Common Interview Questions and How to Answer Them

Anonymous - Posted: 6th of September 2012

Almost everyone will experience an interview at some point when they are searching for a new job. These can be scary situations, only made worse by the fact that we have no idea what is going to be asked. Firstly take a deep breath and try to stay calm. Nerves can be an interviewee’s worst nightmare, making even the best sweat like a crazy and splutter tons of nonsense. One of the best ways to overcome these nerves is to feel prepared. While researching the company is going to be one of your most useful weapons, there are only so many facts that you can remember before having a brain overload (make sure you do find the most relevant information!). In addition to this bit of homework, you will want to make sure you are ready for some of the most common questions interviewers like to ask. Here are a few of them and some advice on not just answering them, but answering them well.

(Q) Why do you want this job?

This question is often asked near the beginning of an interview as it provides the interviewer with an initial impression of the person that is being interviewed. As mentioned previously, researching the company is crucial, and it is for questions like this that it is an extremely useful tool. When answering, think truthfully about what you have considered the benefits of the job to be; avoid stating that the pay is good or that you like the short working hours as such a response does not boast any of your appealing traits. If you are able to link your interests and qualifications to the roles expected of you, it shows the interviewer that you have prepared for the interview, are an enthusiastic individual, and that the job suits you as much as you suit the job. To add quality content to your answer, you may also be able to express how the job is well suited to your career goals. Consequently, this can make you increasingly motivated to work well within the role that you have applied for.

(Q) Do you work well within a team?

YES! This is the answer that every employer wants to hear. Organisations function best with a solid team of employees, but solely stating this one word is not enough to sell yourself during an interview. You will want to make sure you develop your answer with one or two examples and explain how you like to get involved within the group. If you have an interesting experience to share with your interviewer, it may offer a great opportunity to interact more comfortably, whilst also appearing enthusiastic.

 (Q) Have you got any weaknesses?

There are two approaches that tend to work well if this question were to be asked. The first is to draw a negative characteristic that you noticed previously and have actively looked at improving. This generally goes down well with the interviewer as it displays a pro-active individual that aims higher by means of self-improvement. For example, if you have been poor with time management or organisational skills in the past, these may have been strongly enhanced through the use of a diary/calendar and are still noticeably improving. The second approach is the classic one of turning a negative trait into a positive. This may include: spending too much time checking work in order for it to be of a higher standard or spending too much time making sure all documents are presented clearly and professionally. When answering this, make sure you don’t fall into the trap of appearing too arrogant as this can quite easily be held against you. To strengthen your answer a little more, try to include an example of when this positive-weakness has been put into practise. 

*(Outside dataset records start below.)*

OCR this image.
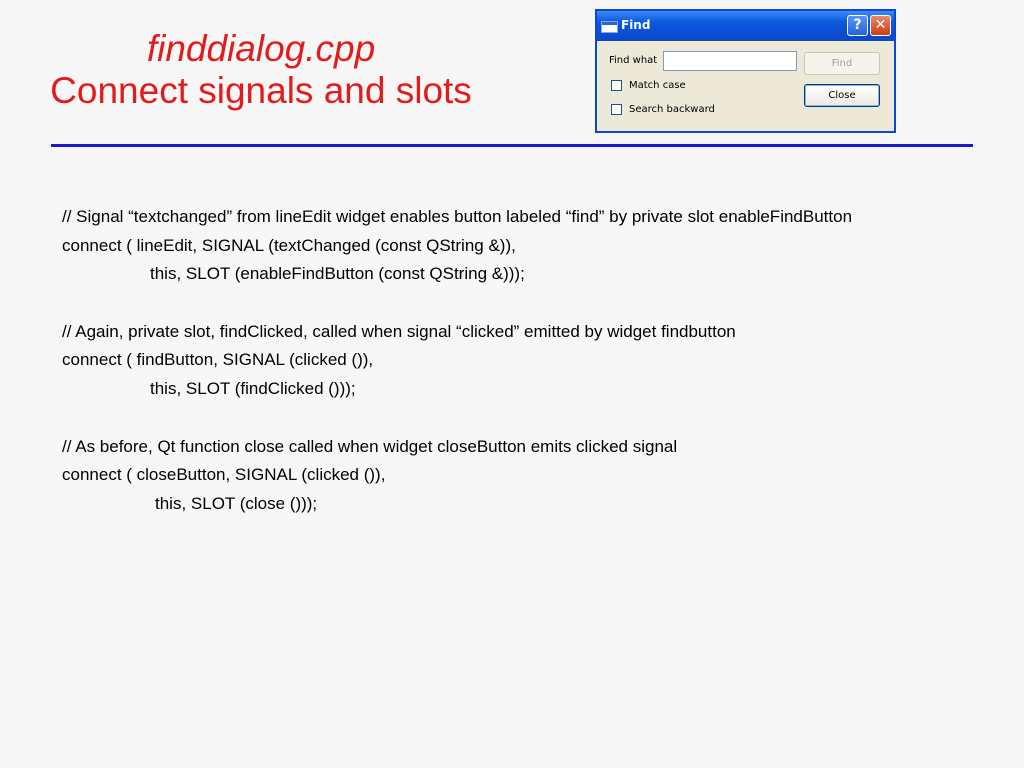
finddialog.cpp
Connect signals and slots
Find	? ✕
Find what
Match case
Search backward
Find
Close
// Signal “textchanged” from lineEdit widget enables button labeled “find” by private slot enableFindButton
connect ( lineEdit, SIGNAL (textChanged (const QString &)),
this, SLOT (enableFindButton (const QString &)));
// Again, private slot, findClicked, called when signal “clicked” emitted by widget findbutton
connect ( findButton, SIGNAL (clicked ()),
this, SLOT (findClicked ()));
// As before, Qt function close called when widget closeButton emits clicked signal
connect ( closeButton, SIGNAL (clicked ()),
this, SLOT (close ()));
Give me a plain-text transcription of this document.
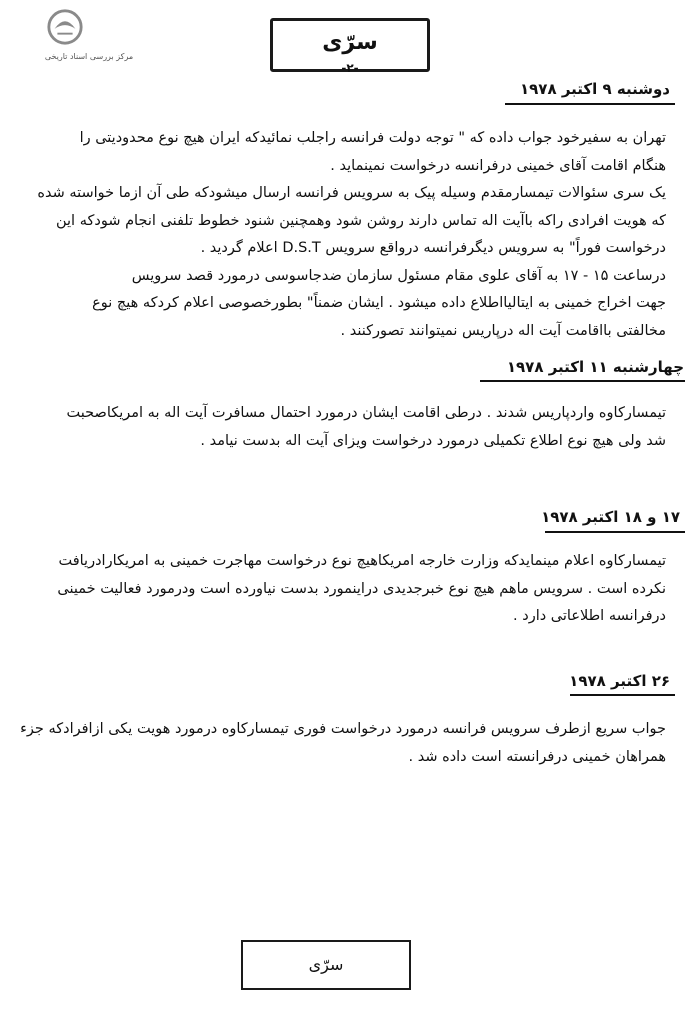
مرکز بررسی اسناد تاریخی
سرّی
-۲-
دوشنبه ۹ اکتبر ۱۹۷۸
تهران به سفیرخود جواب داده که " توجه دولت فرانسه راجلب نمائیدکه ایران هیچ نوع محدودیتی را
هنگام اقامت آقای خمینی درفرانسه درخواست نمینماید .
یک سری سئوالات تیمسارمقدم وسیله پیک به سرویس فرانسه ارسال میشودکه طی آن ازما خواسته شده
که هویت افرادی راکه باآیت اله تماس دارند روشن شود وهمچنین شنود خطوط تلفنی انجام شودکه این
درخواست فوراً" به سرویس دیگرفرانسه درواقع سرویس D.S.T اعلام گردید .
درساعت ۱۵ - ۱۷ به آقای علوی مقام مسئول سازمان ضدجاسوسی درمورد قصد سرویس
جهت اخراج خمینی به ایتالیااطلاع داده میشود . ایشان ضمناً" بطورخصوصی اعلام کردکه هیچ نوع
مخالفتی بااقامت آیت اله درپاریس نمیتوانند تصورکنند .
چهارشنبه ۱۱ اکتبر ۱۹۷۸
تیمسارکاوه واردپاریس شدند . درطی اقامت ایشان درمورد احتمال مسافرت آیت اله به امریکاصحبت
شد ولی هیچ نوع اطلاع تکمیلی درمورد درخواست ویزای آیت اله بدست نیامد .
۱۷ و ۱۸ اکتبر ۱۹۷۸
تیمسارکاوه اعلام مینمایدکه وزارت خارجه امریکاهیچ نوع درخواست مهاجرت خمینی به امریکارادریافت
نکرده است . سرویس ماهم هیچ نوع خبرجدیدی دراینمورد بدست نیاورده است ودرمورد فعالیت خمینی
درفرانسه اطلاعاتی دارد .
۲۶ اکتبر ۱۹۷۸
جواب سریع ازطرف سرویس فرانسه درمورد درخواست فوری تیمسارکاوه درمورد هویت یکی ازافرادکه جزء
همراهان خمینی درفرانسته است داده شد .
سرّی
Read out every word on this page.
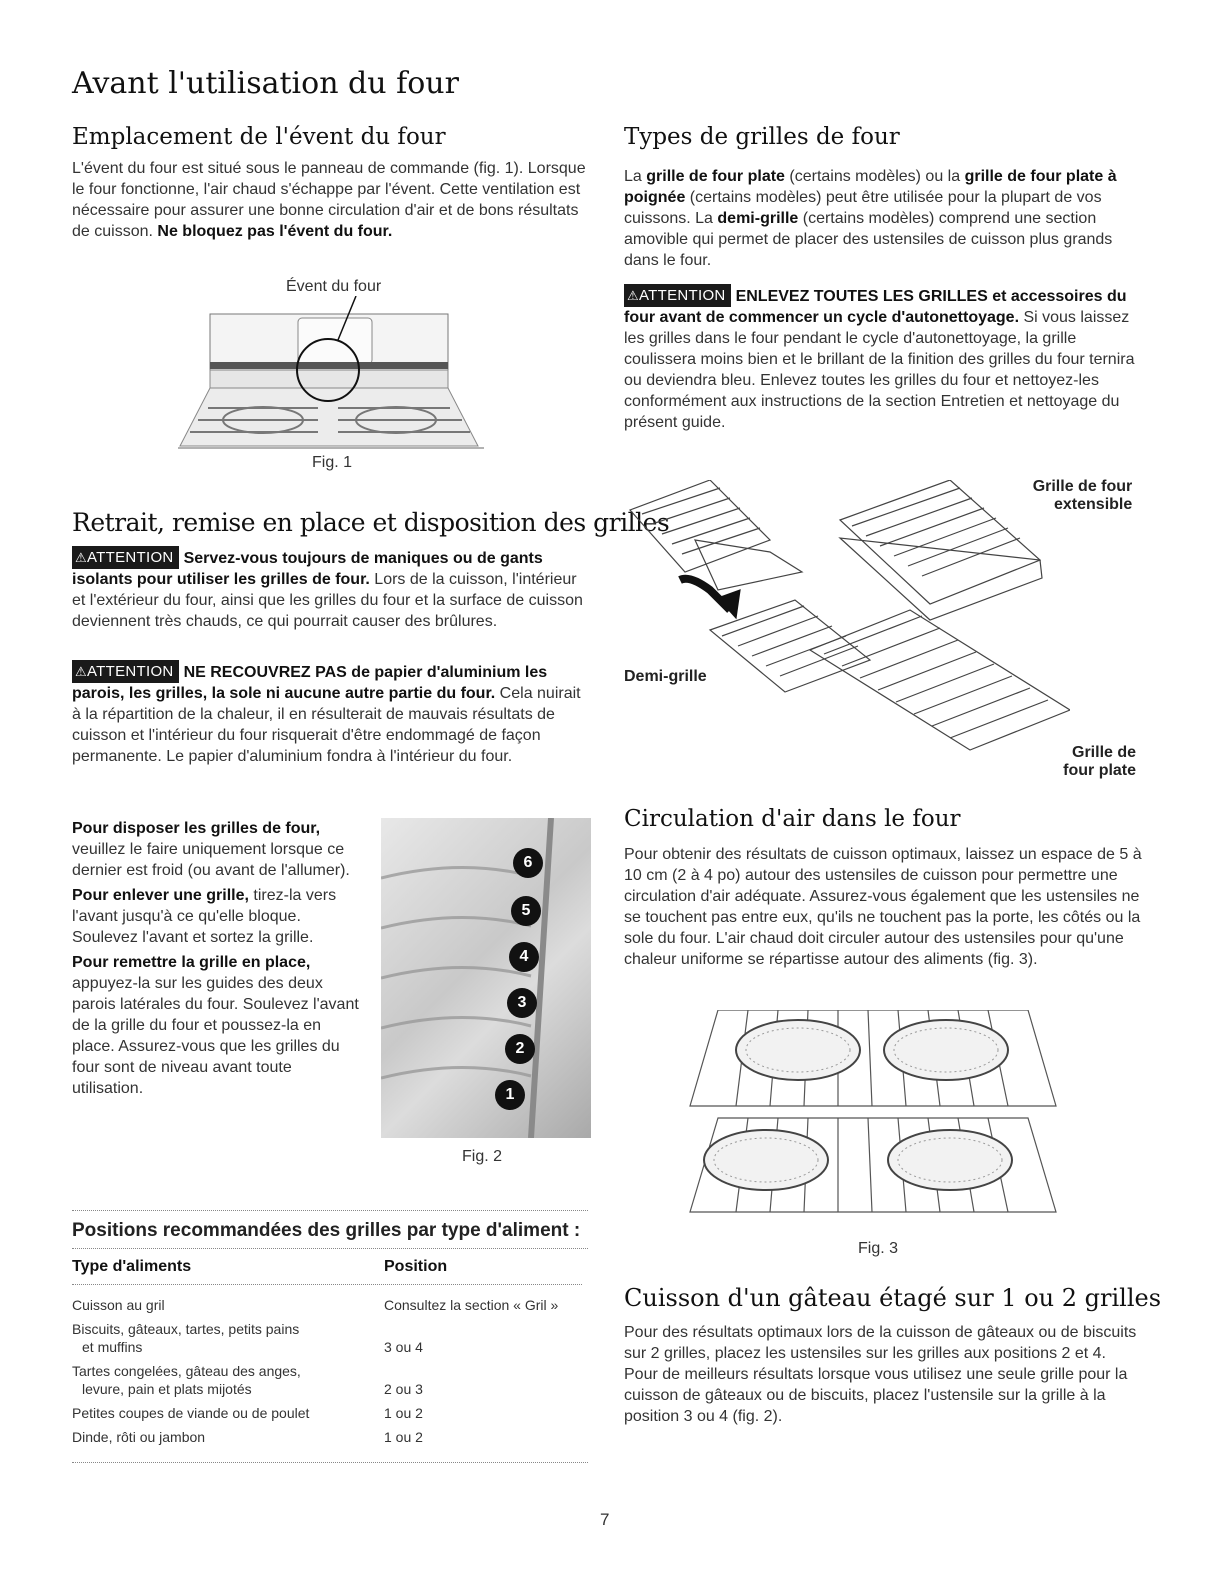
Avant l'utilisation du four
Emplacement de l'évent du four

L'évent du four est situé sous le panneau de commande (fig. 1). Lorsque le four fonctionne, l'air chaud s'échappe par l'évent. Cette ventilation est nécessaire pour assurer une bonne circulation d'air et de bons résultats de cuisson. Ne bloquez pas l'évent du four.

Évent du four
Fig. 1
Retrait, remise en place et disposition des grilles

⚠ATTENTION Servez-vous toujours de maniques ou de gants isolants pour utiliser les grilles de four. Lors de la cuisson, l'intérieur et l'extérieur du four, ainsi que les grilles du four et la surface de cuisson deviennent très chauds, ce qui pourrait causer des brûlures.

⚠ATTENTION NE RECOUVREZ PAS de papier d'aluminium les parois, les grilles, la sole ni aucune autre partie du four. Cela nuirait à la répartition de la chaleur, il en résulterait de mauvais résultats de cuisson et l'intérieur du four risquerait d'être endommagé de façon permanente. Le papier d'aluminium fondra à l'intérieur du four.

Pour disposer les grilles de four, veuillez le faire uniquement lorsque ce dernier est froid (ou avant de l'allumer).

Pour enlever une grille, tirez-la vers l'avant jusqu'à ce qu'elle bloque. Soulevez l'avant et sortez la grille.

Pour remettre la grille en place, appuyez-la sur les guides des deux parois latérales du four. Soulevez l'avant de la grille du four et poussez-la en place. Assurez-vous que les grilles du four sont de niveau avant toute utilisation.

6
5
4
3
2
1
Fig. 2
Positions recommandées des grilles par type d'aliment :
Type d'aliments	Position

Cuisson au gril	Consultez la section « Gril »
Biscuits, gâteaux, tartes, petits pains
et muffins	3 ou 4
Tartes congelées, gâteau des anges,
levure, pain et plats mijotés	2 ou 3
Petites coupes de viande ou de poulet	1 ou 2
Dinde, rôti ou jambon	1 ou 2
Types de grilles de four

La grille de four plate (certains modèles) ou la grille de four plate à poignée (certains modèles) peut être utilisée pour la plupart de vos cuissons. La demi-grille (certains modèles) comprend une section amovible qui permet de placer des ustensiles de cuisson plus grands dans le four.

⚠ATTENTION ENLEVEZ TOUTES LES GRILLES et accessoires du four avant de commencer un cycle d'autonettoyage. Si vous laissez les grilles dans le four pendant le cycle d'autonettoyage, la grille coulissera moins bien et le brillant de la finition des grilles du four ternira ou deviendra bleu. Enlevez toutes les grilles du four et nettoyez-les conformément aux instructions de la section Entretien et nettoyage du présent guide.

Grille de four
extensible
Demi-grille
Grille de
four plate
Circulation d'air dans le four

Pour obtenir des résultats de cuisson optimaux, laissez un espace de 5 à 10 cm (2 à 4 po) autour des ustensiles de cuisson pour permettre une circulation d'air adéquate. Assurez-vous également que les ustensiles ne se touchent pas entre eux, qu'ils ne touchent pas la porte, les côtés ou la sole du four. L'air chaud doit circuler autour des ustensiles pour qu'une chaleur uniforme se répartisse autour des aliments (fig. 3).

Fig. 3
Cuisson d'un gâteau étagé sur 1 ou 2 grilles

Pour des résultats optimaux lors de la cuisson de gâteaux ou de biscuits sur 2 grilles, placez les ustensiles sur les grilles aux positions 2 et 4. Pour de meilleurs résultats lorsque vous utilisez une seule grille pour la cuisson de gâteaux ou de biscuits, placez l'ustensile sur la grille à la position 3 ou 4 (fig. 2).

7
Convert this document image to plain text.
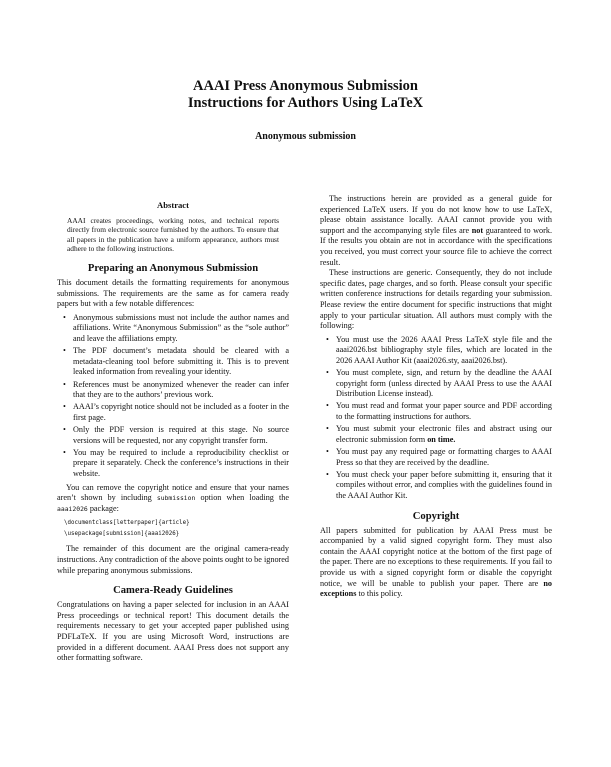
AAAI Press Anonymous Submission
Instructions for Authors Using LaTeX
Anonymous submission
Abstract

AAAI creates proceedings, working notes, and technical reports directly from electronic source furnished by the authors. To ensure that all papers in the publication have a uniform appearance, authors must adhere to the following instructions.

Preparing an Anonymous Submission

This document details the formatting requirements for anonymous submissions. The requirements are the same as for camera ready papers but with a few notable differences:

• Anonymous submissions must not include the author names and affiliations. Write “Anonymous Submission” as the “sole author” and leave the affiliations empty.
• The PDF document’s metadata should be cleared with a metadata-cleaning tool before submitting it. This is to prevent leaked information from revealing your identity.
• References must be anonymized whenever the reader can infer that they are to the authors’ previous work.
• AAAI’s copyright notice should not be included as a footer in the first page.
• Only the PDF version is required at this stage. No source versions will be requested, nor any copyright transfer form.
• You may be required to include a reproducibility checklist or prepare it separately. Check the conference’s instructions in their website.

You can remove the copyright notice and ensure that your names aren’t shown by including submission option when loading the aaai2026 package:

\documentclass[letterpaper]{article}
\usepackage[submission]{aaai2026}

The remainder of this document are the original camera-ready instructions. Any contradiction of the above points ought to be ignored while preparing anonymous submissions.

Camera-Ready Guidelines

Congratulations on having a paper selected for inclusion in an AAAI Press proceedings or technical report! This document details the requirements necessary to get your accepted paper published using PDFLaTeX. If you are using Microsoft Word, instructions are provided in a different document. AAAI Press does not support any other formatting software.

The instructions herein are provided as a general guide for experienced LaTeX users. If you do not know how to use LaTeX, please obtain assistance locally. AAAI cannot provide you with support and the accompanying style files are not guaranteed to work. If the results you obtain are not in accordance with the specifications you received, you must correct your source file to achieve the correct result.

These instructions are generic. Consequently, they do not include specific dates, page charges, and so forth. Please consult your specific written conference instructions for details regarding your submission. Please review the entire document for specific instructions that might apply to your particular situation. All authors must comply with the following:

• You must use the 2026 AAAI Press LaTeX style file and the aaai2026.bst bibliography style files, which are located in the 2026 AAAI Author Kit (aaai2026.sty, aaai2026.bst).
• You must complete, sign, and return by the deadline the AAAI copyright form (unless directed by AAAI Press to use the AAAI Distribution License instead).
• You must read and format your paper source and PDF according to the formatting instructions for authors.
• You must submit your electronic files and abstract using our electronic submission form on time.
• You must pay any required page or formatting charges to AAAI Press so that they are received by the deadline.
• You must check your paper before submitting it, ensuring that it compiles without error, and complies with the guidelines found in the AAAI Author Kit.
Copyright

All papers submitted for publication by AAAI Press must be accompanied by a valid signed copyright form. They must also contain the AAAI copyright notice at the bottom of the first page of the paper. There are no exceptions to these requirements. If you fail to provide us with a signed copyright form or disable the copyright notice, we will be unable to publish your paper. There are no exceptions to this policy.
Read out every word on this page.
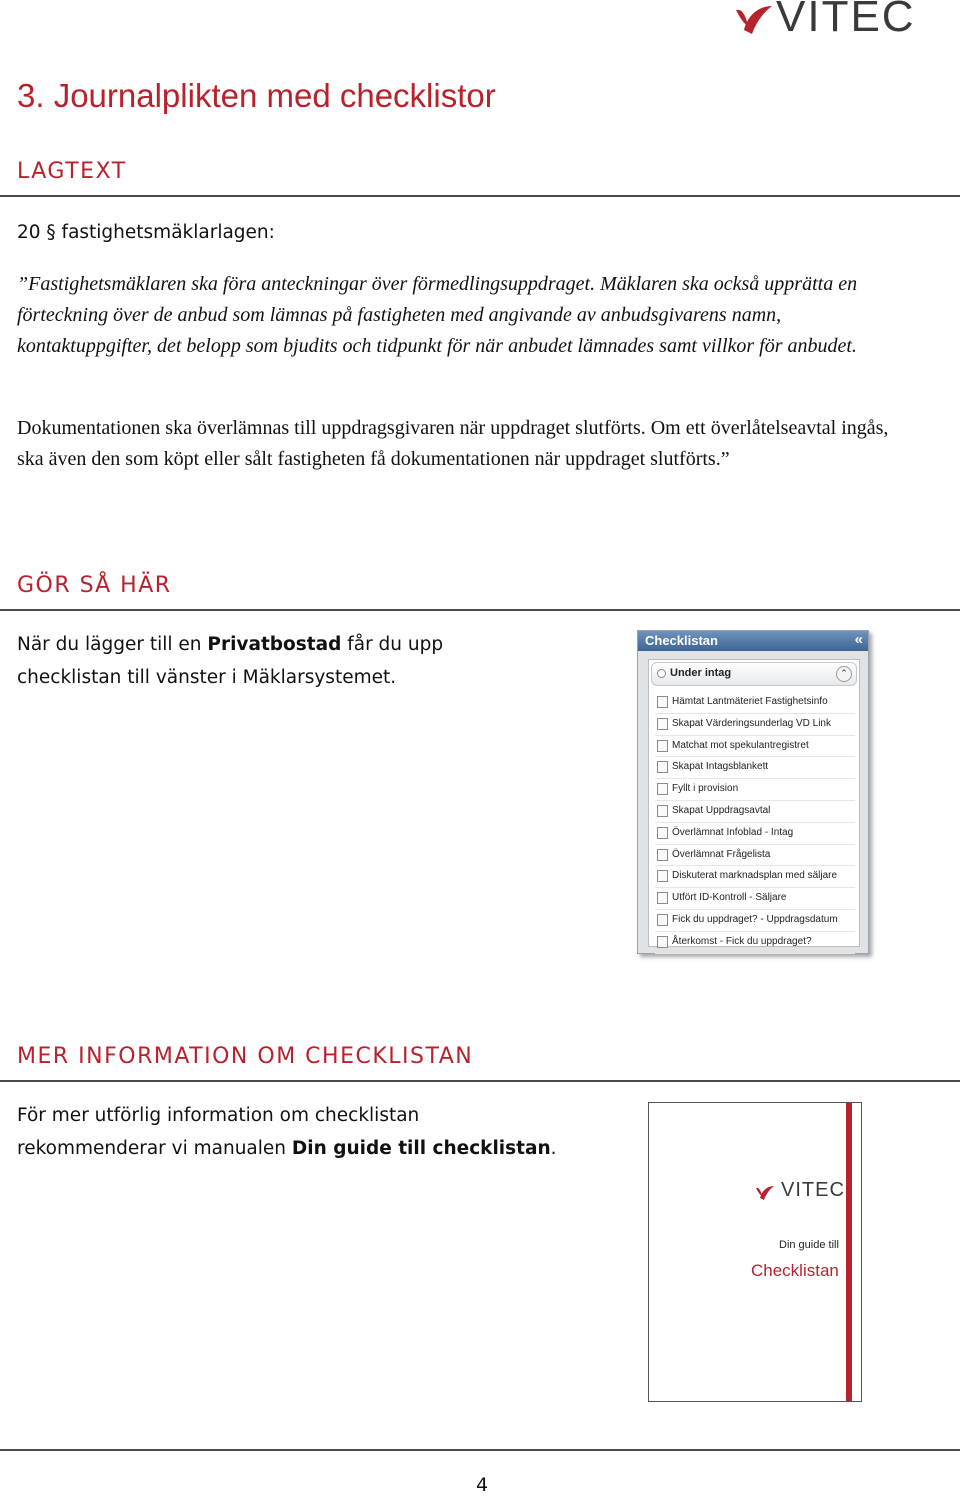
VITEC
3. Journalplikten med checklistor
LAGTEXT
20 § fastighetsmäklarlagen:
”Fastighetsmäklaren ska föra anteckningar över förmedlingsuppdraget. Mäklaren ska också upprätta en förteckning över de anbud som lämnas på fastigheten med angivande av anbudsgivarens namn, kontaktuppgifter, det belopp som bjudits och tidpunkt för när anbudet lämnades samt villkor för anbudet.
Dokumentationen ska överlämnas till uppdragsgivaren när uppdraget slutförts. Om ett överlåtelseavtal ingås, ska även den som köpt eller sålt fastigheten få dokumentationen när uppdraget slutförts.”
GÖR SÅ HÄR
När du lägger till en Privatbostad får du upp
checklistan till vänster i Mäklarsystemet.
Checklistan	«
Under intag	⌃
Hämtat Lantmäteriet Fastighetsinfo
Skapat Värderingsunderlag VD Link
Matchat mot spekulantregistret
Skapat Intagsblankett
Fyllt i provision
Skapat Uppdragsavtal
Överlämnat Infoblad - Intag
Överlämnat Frågelista
Diskuterat marknadsplan med säljare
Utfört ID-Kontroll - Säljare
Fick du uppdraget? - Uppdragsdatum
Återkomst - Fick du uppdraget?
MER INFORMATION OM CHECKLISTAN
För mer utförlig information om checklistan
rekommenderar vi manualen Din guide till checklistan.
VITEC
Din guide till
Checklistan
4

(Q) Have you got any questions that you would like to ask me?

This question is asked by almost every interviewer at the end of every interview. It can be a difficult one to prepare for, as whatever you have in mind may have already been covered, leaving you annoyingly blank. If this is the case, the answer that should be avoided at all cost is the abrupt “no”. Answering truthfully and saying that everything you had in mind has been covered is slightly better, although if you have researched a lot about the company, I’m sure there will be some questions that you will want to ask. Here are a few examples that may save you from looking vacant in this situation:

  • How soon should I expect to hear from you?
  • What are the next steps in the selection process?
  • If I am successful and offered the job, how soon would I be expected to start?
  • Would I be expected to shadow other employees upon starting the job or would I learn through other training methods?
  • How have others performed in similar roles within the company?